Geçmiş Ve Gelecek
Prof. Dr. Mustafa Uzunpostalcı
Dikkat edersek ömrümüzün bu iki ifade arasında geçtiğini fark ederiz. Şöyle bir düşünelim; daha dün bir önceki yılbaşını kutladığımız hatırımıza gelecektir. O gün ve aylarda hiç şüphesiz bu günler bizim için epeyce uzak günlerdi. Nitekim sadece geçen yılı değil, geçirdiğimiz uzak ve yakın günlerimizin arkasından baktığımızda aynı şeyi söylememiz doğaldır. Yaşımız elliyi geçmiş olsa da meselâ ilkokul yıllarımızı hatırlasak, aramızda ‘daha dün ilkokula gidiyorduk, vay be yıllar ne çabuk geçmiş?’ demeyecek bir kimsenin bulunacağını sanmıyorum.

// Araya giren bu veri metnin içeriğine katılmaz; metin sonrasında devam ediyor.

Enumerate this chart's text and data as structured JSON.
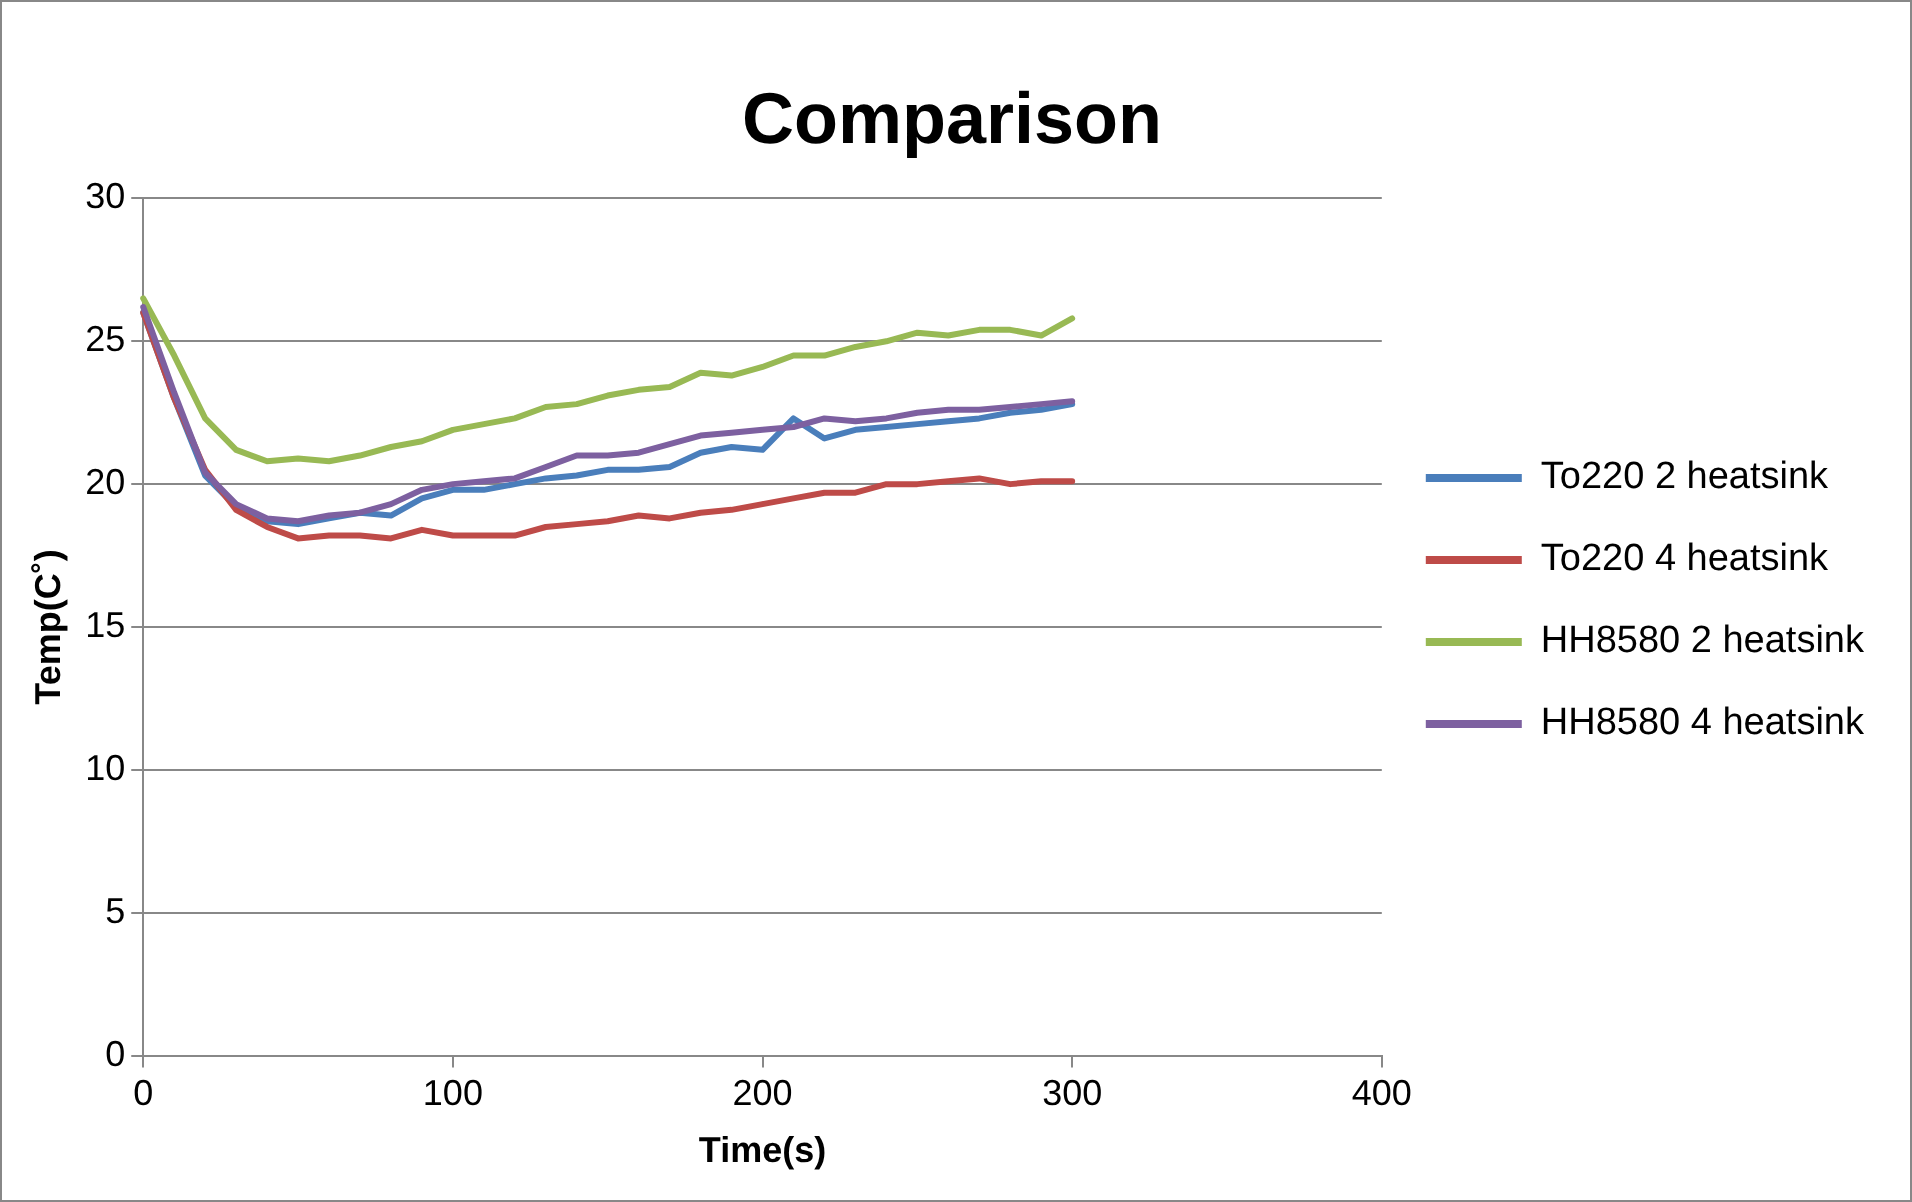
{
  "chart_data": {
    "type": "line",
    "title": "Comparison",
    "xlabel": "Time(s)",
    "ylabel": "Temp(C˚)",
    "x": [
      0,
      10,
      20,
      30,
      40,
      50,
      60,
      70,
      80,
      90,
      100,
      110,
      120,
      130,
      140,
      150,
      160,
      170,
      180,
      190,
      200,
      210,
      220,
      230,
      240,
      250,
      260,
      270,
      280,
      290,
      300
    ],
    "series": [
      {
        "name": "To220 2 heatsink",
        "color": "#4a7ebb",
        "values": [
          26.0,
          23.0,
          20.3,
          19.2,
          18.7,
          18.6,
          18.8,
          19.0,
          18.9,
          19.5,
          19.8,
          19.8,
          20.0,
          20.2,
          20.3,
          20.5,
          20.5,
          20.6,
          21.1,
          21.3,
          21.2,
          22.3,
          21.6,
          21.9,
          22.0,
          22.1,
          22.2,
          22.3,
          22.5,
          22.6,
          22.8
        ]
      },
      {
        "name": "To220 4 heatsink",
        "color": "#be4b48",
        "values": [
          26.0,
          23.0,
          20.5,
          19.1,
          18.5,
          18.1,
          18.2,
          18.2,
          18.1,
          18.4,
          18.2,
          18.2,
          18.2,
          18.5,
          18.6,
          18.7,
          18.9,
          18.8,
          19.0,
          19.1,
          19.3,
          19.5,
          19.7,
          19.7,
          20.0,
          20.0,
          20.1,
          20.2,
          20.0,
          20.1,
          20.1
        ]
      },
      {
        "name": "HH8580 2 heatsink",
        "color": "#98b954",
        "values": [
          26.5,
          24.5,
          22.3,
          21.2,
          20.8,
          20.9,
          20.8,
          21.0,
          21.3,
          21.5,
          21.9,
          22.1,
          22.3,
          22.7,
          22.8,
          23.1,
          23.3,
          23.4,
          23.9,
          23.8,
          24.1,
          24.5,
          24.5,
          24.8,
          25.0,
          25.3,
          25.2,
          25.4,
          25.4,
          25.2,
          25.8
        ]
      },
      {
        "name": "HH8580 4 heatsink",
        "color": "#7d60a0",
        "values": [
          26.2,
          23.2,
          20.4,
          19.3,
          18.8,
          18.7,
          18.9,
          19.0,
          19.3,
          19.8,
          20.0,
          20.1,
          20.2,
          20.6,
          21.0,
          21.0,
          21.1,
          21.4,
          21.7,
          21.8,
          21.9,
          22.0,
          22.3,
          22.2,
          22.3,
          22.5,
          22.6,
          22.6,
          22.7,
          22.8,
          22.9
        ]
      }
    ],
    "xlim": [
      0,
      400
    ],
    "xticks": [
      0,
      100,
      200,
      300,
      400
    ],
    "ylim": [
      0,
      30
    ],
    "yticks": [
      0,
      5,
      10,
      15,
      20,
      25,
      30
    ],
    "grid": "y",
    "legend": "right",
    "marker": "none",
    "line_style": "solid"
  }
}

Durum böyle olunca yaşlılarımızın gençlerimize bu konuda bazı dikkat çeken sözleri, öğütleri ve nasihatleri de bir kulağımızdan girer ve diğer kulağımızdan çıkar. Nitekim öyle de olmaktadır.

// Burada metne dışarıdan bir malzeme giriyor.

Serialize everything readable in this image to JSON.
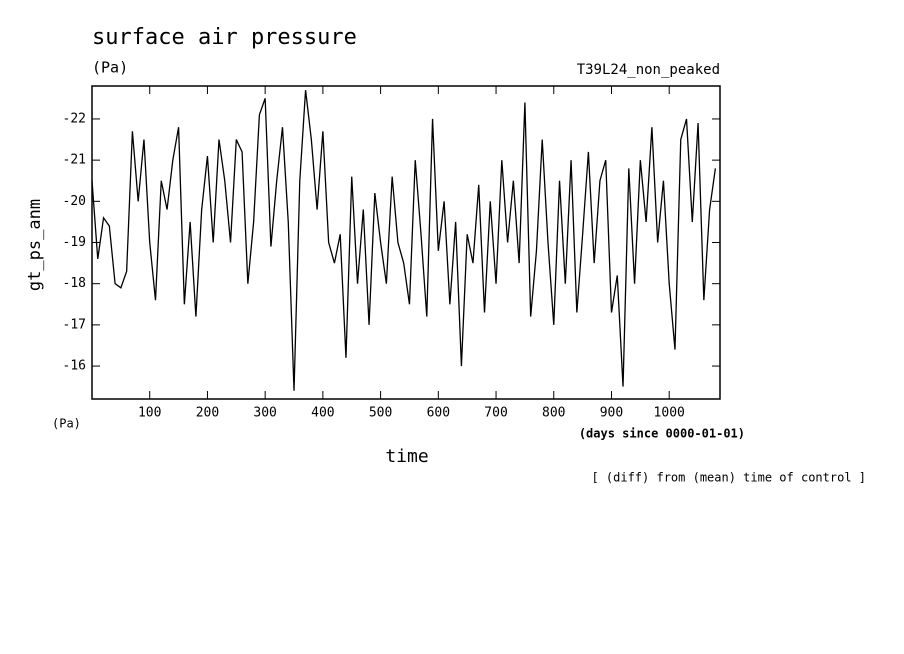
{
  "chart_data": {
    "type": "line",
    "title": "surface air pressure",
    "units_label": "(Pa)",
    "run_label": "T39L24_non_peaked",
    "ylabel": "gt_ps_anm",
    "y_units_label": "(Pa)",
    "xlabel": "time",
    "x_units_label": "(days since 0000-01-01)",
    "footnote": "[ (diff) from (mean) time of control ]",
    "xlim": [
      0,
      1088
    ],
    "ylim": [
      -15.2,
      -22.8
    ],
    "xticks": [
      100,
      200,
      300,
      400,
      500,
      600,
      700,
      800,
      900,
      1000
    ],
    "yticks": [
      -22,
      -21,
      -20,
      -19,
      -18,
      -17,
      -16
    ],
    "x": [
      0,
      10,
      20,
      30,
      40,
      50,
      60,
      70,
      80,
      90,
      100,
      110,
      120,
      130,
      140,
      150,
      160,
      170,
      180,
      190,
      200,
      210,
      220,
      230,
      240,
      250,
      260,
      270,
      280,
      290,
      300,
      310,
      320,
      330,
      340,
      350,
      360,
      370,
      380,
      390,
      400,
      410,
      420,
      430,
      440,
      450,
      460,
      470,
      480,
      490,
      500,
      510,
      520,
      530,
      540,
      550,
      560,
      570,
      580,
      590,
      600,
      610,
      620,
      630,
      640,
      650,
      660,
      670,
      680,
      690,
      700,
      710,
      720,
      730,
      740,
      750,
      760,
      770,
      780,
      790,
      800,
      810,
      820,
      830,
      840,
      850,
      860,
      870,
      880,
      890,
      900,
      910,
      920,
      930,
      940,
      950,
      960,
      970,
      980,
      990,
      1000,
      1010,
      1020,
      1030,
      1040,
      1050,
      1060,
      1070,
      1080
    ],
    "series": [
      {
        "color": "#000000",
        "values": [
          -20.5,
          -18.6,
          -19.6,
          -19.4,
          -18.0,
          -17.9,
          -18.3,
          -21.7,
          -20.0,
          -21.5,
          -19.0,
          -17.6,
          -20.5,
          -19.8,
          -21.0,
          -21.8,
          -17.5,
          -19.5,
          -17.2,
          -19.8,
          -21.1,
          -19.0,
          -21.5,
          -20.5,
          -19.0,
          -21.5,
          -21.2,
          -18.0,
          -19.5,
          -22.1,
          -22.5,
          -18.9,
          -20.5,
          -21.8,
          -19.5,
          -15.4,
          -20.5,
          -22.7,
          -21.5,
          -19.8,
          -21.7,
          -19.0,
          -18.5,
          -19.2,
          -16.2,
          -20.6,
          -18.0,
          -19.8,
          -17.0,
          -20.2,
          -19.0,
          -18.0,
          -20.6,
          -19.0,
          -18.5,
          -17.5,
          -21.0,
          -19.2,
          -17.2,
          -22.0,
          -18.8,
          -20.0,
          -17.5,
          -19.5,
          -16.0,
          -19.2,
          -18.5,
          -20.4,
          -17.3,
          -20.0,
          -18.0,
          -21.0,
          -19.0,
          -20.5,
          -18.5,
          -22.4,
          -17.2,
          -18.8,
          -21.5,
          -19.0,
          -17.0,
          -20.5,
          -18.0,
          -21.0,
          -17.3,
          -19.2,
          -21.2,
          -18.5,
          -20.5,
          -21.0,
          -17.3,
          -18.2,
          -15.5,
          -20.8,
          -18.0,
          -21.0,
          -19.5,
          -21.8,
          -19.0,
          -20.5,
          -18.0,
          -16.4,
          -21.5,
          -22.0,
          -19.5,
          -21.9,
          -17.6,
          -19.8,
          -20.8
        ]
      }
    ]
  }
}
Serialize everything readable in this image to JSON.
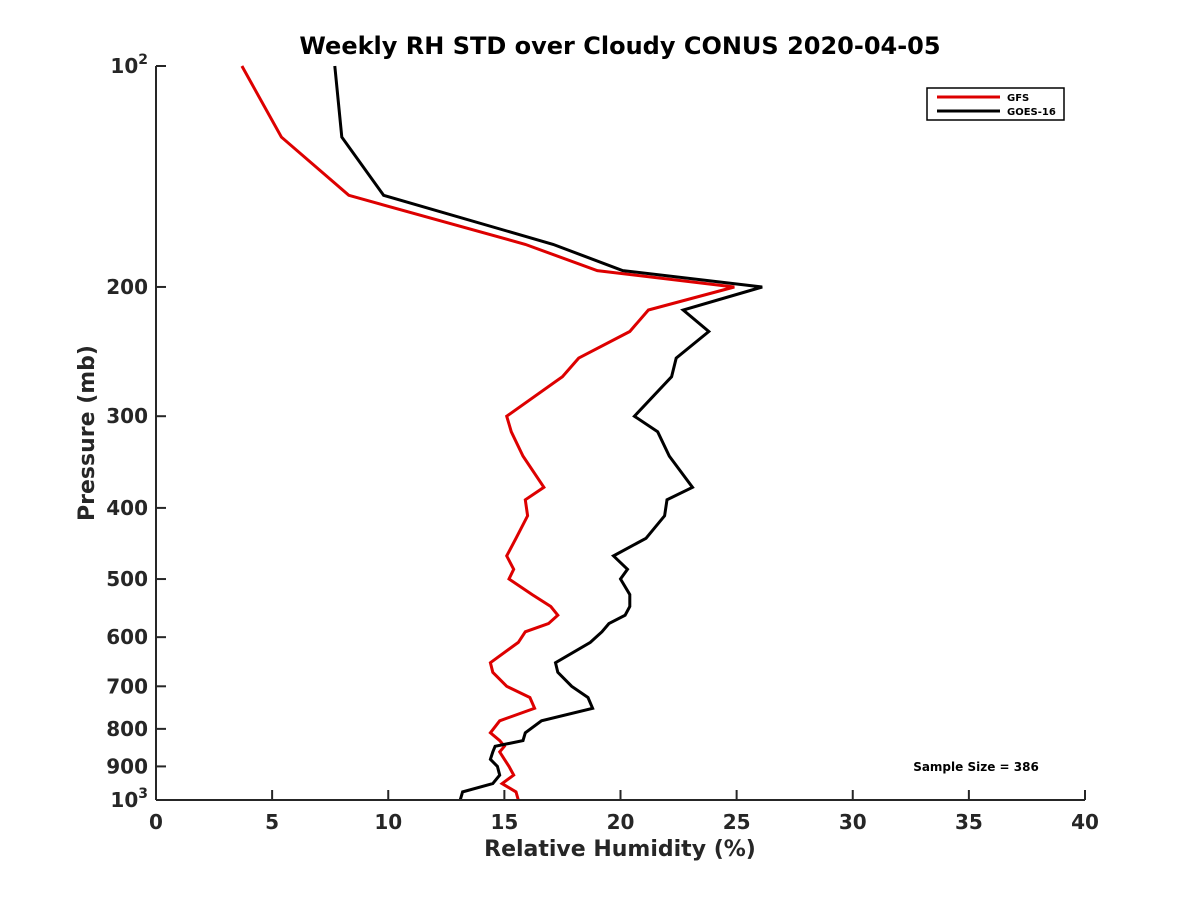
{
  "chart_data": {
    "type": "line",
    "title": "Weekly RH STD over Cloudy CONUS 2020-04-05",
    "xlabel": "Relative Humidity (%)",
    "ylabel": "Pressure (mb)",
    "xlim": [
      0,
      40
    ],
    "ylim": [
      100,
      1000
    ],
    "y_scale": "log",
    "y_reversed": true,
    "x_ticks": [
      "0",
      "5",
      "10",
      "15",
      "20",
      "25",
      "30",
      "35",
      "40"
    ],
    "y_ticks": [
      {
        "value": 100,
        "base": "10",
        "exp": "2"
      },
      {
        "value": 200,
        "label": "200"
      },
      {
        "value": 300,
        "label": "300"
      },
      {
        "value": 400,
        "label": "400"
      },
      {
        "value": 500,
        "label": "500"
      },
      {
        "value": 600,
        "label": "600"
      },
      {
        "value": 700,
        "label": "700"
      },
      {
        "value": 800,
        "label": "800"
      },
      {
        "value": 900,
        "label": "900"
      },
      {
        "value": 1000,
        "base": "10",
        "exp": "3"
      }
    ],
    "legend_position": "top-right",
    "grid": false,
    "annotation": "Sample Size = 386",
    "series": [
      {
        "name": "GFS",
        "color": "#dd0000",
        "points": [
          [
            3.7,
            100
          ],
          [
            5.4,
            125
          ],
          [
            8.3,
            150
          ],
          [
            15.9,
            175
          ],
          [
            19.0,
            190
          ],
          [
            24.9,
            200
          ],
          [
            21.2,
            215
          ],
          [
            20.4,
            230
          ],
          [
            18.2,
            250
          ],
          [
            17.5,
            265
          ],
          [
            15.1,
            300
          ],
          [
            15.3,
            315
          ],
          [
            15.8,
            340
          ],
          [
            16.7,
            375
          ],
          [
            15.9,
            390
          ],
          [
            16.0,
            410
          ],
          [
            15.5,
            440
          ],
          [
            15.1,
            465
          ],
          [
            15.4,
            485
          ],
          [
            15.2,
            500
          ],
          [
            16.2,
            525
          ],
          [
            17.0,
            545
          ],
          [
            17.3,
            560
          ],
          [
            16.9,
            575
          ],
          [
            15.9,
            590
          ],
          [
            15.6,
            610
          ],
          [
            14.4,
            650
          ],
          [
            14.5,
            670
          ],
          [
            15.1,
            700
          ],
          [
            16.1,
            725
          ],
          [
            16.3,
            750
          ],
          [
            14.8,
            780
          ],
          [
            14.4,
            810
          ],
          [
            14.8,
            830
          ],
          [
            15.0,
            845
          ],
          [
            14.8,
            860
          ],
          [
            15.0,
            880
          ],
          [
            15.2,
            900
          ],
          [
            15.4,
            925
          ],
          [
            14.9,
            950
          ],
          [
            15.5,
            975
          ],
          [
            15.6,
            1000
          ]
        ]
      },
      {
        "name": "GOES-16",
        "color": "#000000",
        "points": [
          [
            7.7,
            100
          ],
          [
            8.0,
            125
          ],
          [
            9.8,
            150
          ],
          [
            17.1,
            175
          ],
          [
            20.1,
            190
          ],
          [
            26.1,
            200
          ],
          [
            22.7,
            215
          ],
          [
            23.8,
            230
          ],
          [
            22.4,
            250
          ],
          [
            22.2,
            265
          ],
          [
            20.6,
            300
          ],
          [
            21.6,
            315
          ],
          [
            22.1,
            340
          ],
          [
            23.1,
            375
          ],
          [
            22.0,
            390
          ],
          [
            21.9,
            410
          ],
          [
            21.1,
            440
          ],
          [
            19.7,
            465
          ],
          [
            20.3,
            485
          ],
          [
            20.0,
            500
          ],
          [
            20.4,
            525
          ],
          [
            20.4,
            545
          ],
          [
            20.2,
            560
          ],
          [
            19.5,
            575
          ],
          [
            19.2,
            590
          ],
          [
            18.7,
            610
          ],
          [
            17.2,
            650
          ],
          [
            17.3,
            670
          ],
          [
            17.9,
            700
          ],
          [
            18.6,
            725
          ],
          [
            18.8,
            750
          ],
          [
            16.6,
            780
          ],
          [
            15.9,
            810
          ],
          [
            15.8,
            830
          ],
          [
            14.6,
            845
          ],
          [
            14.5,
            860
          ],
          [
            14.4,
            880
          ],
          [
            14.7,
            900
          ],
          [
            14.8,
            925
          ],
          [
            14.5,
            950
          ],
          [
            13.2,
            975
          ],
          [
            13.1,
            1000
          ]
        ]
      }
    ]
  }
}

Aslında yaşlılarımızın bize söyledikleri bilfiil yaşanmış bir ömrün geride bıraktığı izlenimin yansıtılmasıdır. Bunu söyleyen kimsenin söyledikleri o kimsenin tecrübesinden elde etiği bir değerlendirmeden ibarettir. Yani yaşlanmış olanımız, ‘ben bu kadar yıl yaşadım, dünyanın iyi ve kötü hallerini gördüm, yıllar öncesine ait bilgilerimi ve deneyimlerini sana aktarmaktayım. İsterim ki, sen de benim düştüğüm yaşanmış bir ömrün peşinde koşmayıp yaşadığın zamanını iyi değerlendiresin.
Kendi kendimize bir düşünelim; bizden önce yaşamış ve âhiret hayatına göçmüş olanlarımız da bizim yaşadığımız uzun veya kısa hayatı yaşayarak ihtiyarlamış bulunmaktadırlar. Diğer bir ifade ile onlar da bizim içinde bulunduğumuz ve genç hayatımızı yaşadığımız hayatı yaşamış kimselerdir. Bu sebeple de önemli olan, onların elde ettikleri ne ise bir bakıp hayatımızı ona göre tanzim edelim diyebilmemizdir. Eğer hayatlarında geride bıraktıkları davranışlar kendilerini, ölümlerinden sonra, iyi yönde anabilmemizi gerektiren bir davranış ise onu tercih ederek kalan ömrümüzü hem de daha iyiye yönlendirerek yaşamamızı sağlamalı; kötü ise ondan uzaklaşarak hayatımızı iyiye yönlendirmek suretiyle ve ihtiyarlayınca veya ölünce iyiliklerimizi anarak dua etmelidirler.
Bu bakımdan içinde bulunduğumuz gün, bir yılın daha bitip yeni bir yılın başlangıcıdır. Eğer geçen günlerimizden iyi davranışlarımız oldu ise onları ve benzerlerini sergileyerek, yok kötü ise onu bırakıp iyi olanına yönelmek bizim prensibimiz olmalıdır.
Dikkat edilirse ömür dediğimiz uzun veya kısa hayatımız bizim sonsuz hayatımızın bir başlangıcı, bir kazanım noktasıdır. Eğer hayatımız boyunca yaşadığımız iyi ve kötü hareketlerimiz bizi, aklımızı başımıza toplayarak doğru bir yaşayışa sevk ediyorsa ne güzel, fakat saptığımız veya saplandığımız yaşayışımızdan alıkoyamıyor ve doğru yola iletemiyorsa ne kötü bir davranıştır.
Onun için her yeni yılın başlangıcı ve yılın kendisinin bizim için yeni bir başlangıç olduğunu düşünerek hayatımıza adım atmalı ve iyi olacak davranışlarda bulunarak hayatımızı sürdürmeliyiz.
Ne mutlu böyle düşünüp değerlendirebilenlerimize !
Yeni yılın hepimiz için iyi ve mutluluklar getirmesi dileğiyle!